Richland reactor shut down for good
RICHLAND – Drilling into the core of the Fast Flux Test Facility has begun, killing the last hope of restarting the sodium-cooled research reactor at the Hanford Nuclear Reservation, officials said.
“We lost a real good friend,” Benton County Commissioner Claude L. Oliver said. “This is a real, real, real travesty for this nation.”
Even after the draining of liquid sodium began in April 2003, making a restart increasingly more difficult and costly, backers sought to save the 400-megawatt reactor to produce isotopes for new medical treatments for other research.
That possibility was eliminated Friday when Fluor Hanford workers began reaming hardened weld material over an opening where they plan to insert a drill, causing metal filings to drop into the reactor vessel – a development Oliver compared to putting metal shavings into an automobile engine.
“The reaming actually destroys it,” he said.
After the reaming, workers for the Energy Department contractor plan to drill through the inner vessel of the reactor to gain access to the outer vessel that contains liquid sodium. The next step is to insert a tube to drain the last sodium from the reactor.

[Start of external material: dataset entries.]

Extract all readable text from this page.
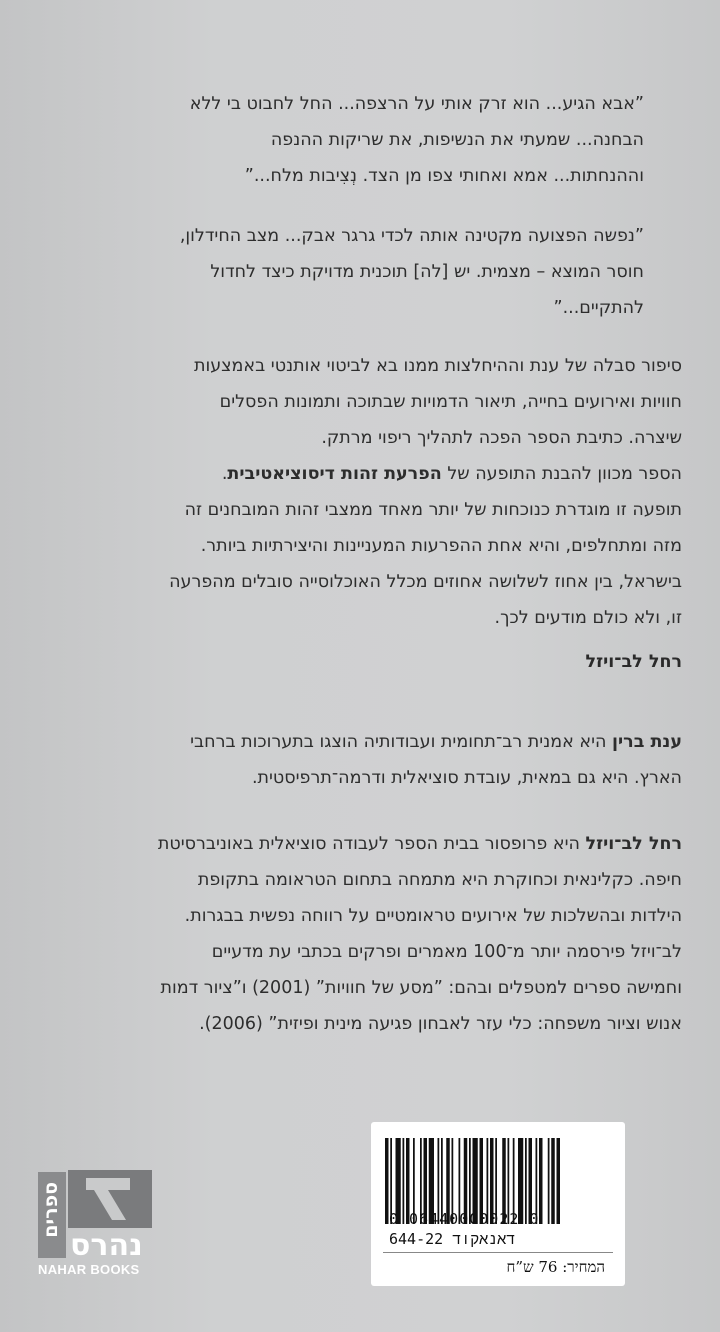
”אבא הגיע... הוא זרק אותי על הרצפה... החל לחבוט בי ללא
הבחנה... שמעתי את הנשיפות, את שריקות ההנפה
וההנחתות... אמא ואחותי צפו מן הצד. נְצִיבות מלח...”
”נפשה הפצועה מקטינה אותה לכדי גרגר אבק... מצב החידלון,
חוסר המוצא – מצמית. יש [לה] תוכנית מדויקת כיצד לחדול
להתקיים...”
סיפור סבלה של ענת וההיחלצות ממנו בא לביטוי אותנטי באמצעות
חוויות ואירועים בחייה, תיאור הדמויות שבתוכה ותמונות הפסלים
שיצרה. כתיבת הספר הפכה לתהליך ריפוי מרתק.
הספר מכוון להבנת התופעה של הפרעת זהות דיסוציאטיבית.
תופעה זו מוגדרת כנוכחות של יותר מאחד ממצבי זהות המובחנים זה
מזה ומתחלפים, והיא אחת ההפרעות המעניינות והיצירתיות ביותר.
בישראל, בין אחוז לשלושה אחוזים מכלל האוכלוסייה סובלים מהפרעה
זו, ולא כולם מודעים לכך.
רחל לב־ויזל
ענת ברין היא אמנית רב־תחומית ועבודותיה הוצגו בתערוכות ברחבי
הארץ. היא גם במאית, עובדת סוציאלית ודרמה־תרפיסטית.
רחל לב־ויזל היא פרופסור בבית הספר לעבודה סוציאלית באוניברסיטת
חיפה. כקלינאית וכחוקרת היא מתמחה בתחום הטראומה בתקופת
הילדות ובהשלכות של אירועים טראומטיים על רווחה נפשית בבגרות.
לב־ויזל פירסמה יותר מ־100 מאמרים ופרקים בכתבי עת מדעיים
וחמישה ספרים למטפלים ובהם: ”מסע של חוויות” (2001) ו”ציור דמות
אנוש וציור משפחה: כלי עזר לאבחון פגיעה מינית ופיזית” (2006).
נהרס
NAHAR BOOKS
ספרים	0 06440000022 0
644-22 דאנאקוד
המחיר: 76 ש”ח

Fast Flux, the department’s newest reactor, was used from 1982 to 1992 for national and international research, including the testing of advanced nuclear fuel and nuclear power plant operating procedures, and for production of numerous isotopes for medical and industrial use.
For lack of an economically viable mission, department officials ordered in 1993 that the reactor be shut down and the decision stood despite subsequent studies of potential uses ranging from production of tritium for hydrogen bombs to manufacture of radioactive isotopes for power in deep-space exploration.